"Health kitchen" threw at me owner Lili. "Salads are oil free, and we only use vegetables and walnuts" she added as the table was covered with small salad plates. Yuval Blankovsky at Racha in Jerusalem
What do you know about the Georgian cuisine? As soon as we stepped into Racha we were seated and hot bread with red beans salad was served to the table. "It's just that a Georgian table cannot stand empty" said the waiter. Add a Georgian soda and a glass of wine, and soon enough we got the party started. "Health kitchen" threw at me owner Lili. "Salads are oil free, and we only use vegetables and walnuts" she added as the table was covered with small salad plates. I won't bother you with names such as Adzhazhilli or Ispanakhi, let me just say that you've never tasted anything like this before. Grilled vegetables, eggplants, pomegranates, and of course chopped walnuts – will all take you through a wonderful culinary experience, and Racha's menu has even an entire meal based on starters alone.

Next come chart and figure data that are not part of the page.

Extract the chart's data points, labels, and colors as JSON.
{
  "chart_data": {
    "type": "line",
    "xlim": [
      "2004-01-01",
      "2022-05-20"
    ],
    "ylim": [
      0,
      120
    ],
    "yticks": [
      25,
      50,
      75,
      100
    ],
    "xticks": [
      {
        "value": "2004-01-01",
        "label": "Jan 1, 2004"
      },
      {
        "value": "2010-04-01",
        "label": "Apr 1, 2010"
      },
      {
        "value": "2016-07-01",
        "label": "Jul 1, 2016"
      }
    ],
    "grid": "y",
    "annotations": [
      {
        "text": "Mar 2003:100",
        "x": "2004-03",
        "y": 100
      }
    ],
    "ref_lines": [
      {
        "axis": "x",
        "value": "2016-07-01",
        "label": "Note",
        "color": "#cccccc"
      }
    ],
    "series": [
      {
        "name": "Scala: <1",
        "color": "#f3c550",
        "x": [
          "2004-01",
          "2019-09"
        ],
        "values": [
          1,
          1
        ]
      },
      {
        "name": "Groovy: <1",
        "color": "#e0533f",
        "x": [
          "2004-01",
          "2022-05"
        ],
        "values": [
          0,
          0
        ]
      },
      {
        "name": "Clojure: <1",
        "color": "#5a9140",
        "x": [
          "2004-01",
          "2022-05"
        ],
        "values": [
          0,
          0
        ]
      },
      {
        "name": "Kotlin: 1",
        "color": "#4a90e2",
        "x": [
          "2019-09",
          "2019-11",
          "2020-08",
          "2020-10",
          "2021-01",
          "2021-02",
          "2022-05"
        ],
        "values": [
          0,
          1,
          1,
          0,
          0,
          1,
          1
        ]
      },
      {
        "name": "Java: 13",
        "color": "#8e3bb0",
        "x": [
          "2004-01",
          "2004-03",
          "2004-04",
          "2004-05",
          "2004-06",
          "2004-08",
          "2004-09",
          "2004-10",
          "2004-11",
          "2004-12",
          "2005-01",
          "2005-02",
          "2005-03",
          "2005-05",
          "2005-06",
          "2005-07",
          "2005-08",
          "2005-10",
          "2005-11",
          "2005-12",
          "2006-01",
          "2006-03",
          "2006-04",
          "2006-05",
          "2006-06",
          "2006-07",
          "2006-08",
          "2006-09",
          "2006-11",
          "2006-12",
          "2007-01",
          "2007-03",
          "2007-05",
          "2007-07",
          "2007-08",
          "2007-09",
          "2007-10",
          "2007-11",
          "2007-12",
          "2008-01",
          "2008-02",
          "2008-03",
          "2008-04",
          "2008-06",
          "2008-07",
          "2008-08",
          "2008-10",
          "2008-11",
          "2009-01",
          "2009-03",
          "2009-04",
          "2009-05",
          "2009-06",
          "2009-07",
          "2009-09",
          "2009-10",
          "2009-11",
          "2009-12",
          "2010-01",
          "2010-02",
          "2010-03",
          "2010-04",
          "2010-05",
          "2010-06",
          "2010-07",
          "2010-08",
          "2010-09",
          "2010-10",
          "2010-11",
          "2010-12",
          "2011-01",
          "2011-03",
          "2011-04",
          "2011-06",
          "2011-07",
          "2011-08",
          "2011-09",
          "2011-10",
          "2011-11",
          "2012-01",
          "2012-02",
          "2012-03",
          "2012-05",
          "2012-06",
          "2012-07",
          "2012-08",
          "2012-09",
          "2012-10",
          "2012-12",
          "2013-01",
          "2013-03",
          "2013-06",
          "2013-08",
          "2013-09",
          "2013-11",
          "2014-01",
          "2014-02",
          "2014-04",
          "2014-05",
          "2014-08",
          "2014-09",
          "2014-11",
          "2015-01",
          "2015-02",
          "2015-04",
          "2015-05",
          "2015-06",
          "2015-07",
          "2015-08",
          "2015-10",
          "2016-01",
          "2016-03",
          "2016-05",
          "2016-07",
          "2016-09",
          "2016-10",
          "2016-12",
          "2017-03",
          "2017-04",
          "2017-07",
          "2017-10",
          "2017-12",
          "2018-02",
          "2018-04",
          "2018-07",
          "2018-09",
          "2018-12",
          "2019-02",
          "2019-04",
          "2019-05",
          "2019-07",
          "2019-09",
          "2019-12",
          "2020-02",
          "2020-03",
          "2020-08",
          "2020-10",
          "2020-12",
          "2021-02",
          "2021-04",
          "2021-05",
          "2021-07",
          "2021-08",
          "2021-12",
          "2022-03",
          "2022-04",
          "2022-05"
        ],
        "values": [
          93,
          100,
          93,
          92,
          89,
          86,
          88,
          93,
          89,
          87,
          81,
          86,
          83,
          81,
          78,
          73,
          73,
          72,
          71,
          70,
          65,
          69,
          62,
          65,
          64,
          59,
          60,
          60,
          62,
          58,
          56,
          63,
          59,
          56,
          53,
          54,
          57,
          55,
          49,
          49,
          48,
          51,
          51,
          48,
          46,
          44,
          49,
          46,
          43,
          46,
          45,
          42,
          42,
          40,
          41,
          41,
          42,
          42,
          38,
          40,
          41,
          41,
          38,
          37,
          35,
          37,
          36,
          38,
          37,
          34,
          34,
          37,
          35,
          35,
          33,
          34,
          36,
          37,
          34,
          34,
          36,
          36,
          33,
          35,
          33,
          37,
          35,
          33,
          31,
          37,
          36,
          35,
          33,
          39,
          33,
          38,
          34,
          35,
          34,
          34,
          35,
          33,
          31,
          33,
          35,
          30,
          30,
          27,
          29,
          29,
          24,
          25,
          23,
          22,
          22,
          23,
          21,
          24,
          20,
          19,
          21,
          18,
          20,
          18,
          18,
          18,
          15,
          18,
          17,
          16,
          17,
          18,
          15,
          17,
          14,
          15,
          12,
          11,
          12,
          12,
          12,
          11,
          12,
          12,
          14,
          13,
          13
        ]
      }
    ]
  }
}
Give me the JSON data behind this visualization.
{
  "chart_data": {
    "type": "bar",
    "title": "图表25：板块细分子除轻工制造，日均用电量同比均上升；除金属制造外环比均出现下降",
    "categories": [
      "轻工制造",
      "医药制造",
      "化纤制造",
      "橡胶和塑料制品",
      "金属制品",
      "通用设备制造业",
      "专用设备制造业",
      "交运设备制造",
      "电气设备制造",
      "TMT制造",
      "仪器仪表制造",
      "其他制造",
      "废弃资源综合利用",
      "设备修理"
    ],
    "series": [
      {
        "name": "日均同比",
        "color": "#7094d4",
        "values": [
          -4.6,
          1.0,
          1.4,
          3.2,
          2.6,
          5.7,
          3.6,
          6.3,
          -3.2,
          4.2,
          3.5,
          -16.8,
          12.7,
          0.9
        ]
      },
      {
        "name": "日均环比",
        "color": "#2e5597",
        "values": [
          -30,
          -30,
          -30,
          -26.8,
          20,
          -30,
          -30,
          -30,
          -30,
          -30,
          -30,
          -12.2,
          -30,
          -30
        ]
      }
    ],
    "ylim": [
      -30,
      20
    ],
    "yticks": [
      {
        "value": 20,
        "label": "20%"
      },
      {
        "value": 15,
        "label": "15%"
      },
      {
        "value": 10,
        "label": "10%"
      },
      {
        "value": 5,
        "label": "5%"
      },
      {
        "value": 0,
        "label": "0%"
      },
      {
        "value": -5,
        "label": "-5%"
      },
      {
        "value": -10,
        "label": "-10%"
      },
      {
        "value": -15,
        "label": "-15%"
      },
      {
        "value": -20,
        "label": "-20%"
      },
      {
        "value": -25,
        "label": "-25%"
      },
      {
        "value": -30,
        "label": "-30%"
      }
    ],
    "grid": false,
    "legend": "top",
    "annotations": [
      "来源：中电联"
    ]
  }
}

While we were enjoying the hot, sour and spicy flavors playing in our mouths, came the second course – the pastries. Racha offers a lot of good things, but the pastries are definitely something to talk about. The Chibureki are 2 crispy half-moons made of dough and filled with beef, served boiling hot with the superstar – Tkhemali sauce – made spicy with green plumbs, something you should not miss. We also had Khinkali, which are dough pockets stuffed with meat, and Belini – Georgian pancake filled with meat mixture. To tell the truth, we could have stopped here.
On top of the luxuriously decorated restaurant space, Racha has 2 bars; one of which is made for smokers. A huge selection of wines and other alcoholic beverages are offered. On Wednesdays, Balkan nights are held, and on Friday noon – ethnic Kabalat Shabat. As for the rest of the week – the restaurant is only open at nights; lunch is available for group reservations.
Racha offers Georgian cooking courses, which include a magnificent feast, and the traditional blessing ceremony: a person chosen to sit at the head of the table receives a deer horn filled with wine, and then chooses one other guest to receive blessings. The rest of guests around the table give their blessings to that one selected guest. The ceremony ends of course as the person sitting at the head of the table drinks the entire content of the horn – just to make sure that these blessings come true. Undoubtedly, Racha is a magical restaurant that suits family or work gatherings.
The Main Thing
Racha's great culinary selection is reflected in the main courses. Beef casserole with pomegranate sauce and Chanakhi - lamb with potato dish – were what we started with. Then we decided to go for something less ordinary and ordered the Kopti which is the name given here for traditionally spiced home sausages. This is a dish you want to have with some cold beer, which is also served here. Last but not least, we ordered one of that day's specials: lamb throat filled with root vegetables. Lili said her brother had enjoyed massaging the meat for 2 hours, and I could tell that he did. Thin slices of lamb throat were piled on a plate next to root vegetables – all demonstrated perfect flavors and textures.
We shall save Racha's traditional desserts for our next visit. Racha is a wonderful restaurant that delivers on its promise.